Question

Write the given expression as an algebraic expression in x.
tan(2 cos^−1 x)

Answer 1

\[\tan(2\theta)=\frac{2\tan(\theta)}{1-\tan^2(\theta)}\]if i recall correctly
your job is therefore to find \(\tan(\cos^{-1}(x)) \)

Answer 2

And how do I find that?
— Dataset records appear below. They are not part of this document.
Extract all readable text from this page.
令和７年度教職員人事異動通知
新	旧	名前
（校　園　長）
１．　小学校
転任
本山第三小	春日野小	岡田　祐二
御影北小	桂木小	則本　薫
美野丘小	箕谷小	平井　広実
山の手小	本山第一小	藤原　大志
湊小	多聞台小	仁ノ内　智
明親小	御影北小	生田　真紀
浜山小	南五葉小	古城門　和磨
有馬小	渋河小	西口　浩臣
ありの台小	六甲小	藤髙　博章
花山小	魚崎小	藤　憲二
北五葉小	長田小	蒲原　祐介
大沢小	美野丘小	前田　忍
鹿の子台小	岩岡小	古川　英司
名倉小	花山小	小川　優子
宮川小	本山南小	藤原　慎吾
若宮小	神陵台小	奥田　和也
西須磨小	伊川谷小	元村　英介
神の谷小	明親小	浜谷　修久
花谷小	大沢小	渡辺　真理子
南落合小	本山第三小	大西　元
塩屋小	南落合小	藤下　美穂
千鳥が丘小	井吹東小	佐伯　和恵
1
I have no idea how to even begin this problem.

Answer 3

this is exactly like the problem that says "if the cosine is this, find the tangent"

Answer 4

easiest way is to start with a triangle, and label the adjacent side \(x\) and the hypotenuse 1 since that cosine is adjacent over hypotenuse

Answer 5

there is the angle whose cosine is \(x\) i.e. that angle is \(\cos^{-1}(x)\)

Answer 6

we want the tangent of that angle, so we need the other side of the triangle
by pythagoras it is \(\sqrt{1-x^2}\)

Answer 7

so \(\tan(\cos^{-1}(x))=\frac{\sqrt{1-x^2}}{x}\) now make the replacement in the formula i wrote above

Answer 8

since unfortunately you are asked for
\[\tan(2\cos^{-1}(x))\] not just \(\tan(\cos^{-1}(x))\)

Answer 9

So do I just divide the answer for cos^-1 by 2?

Answer 10

no use the double angle formula i wrote in the first post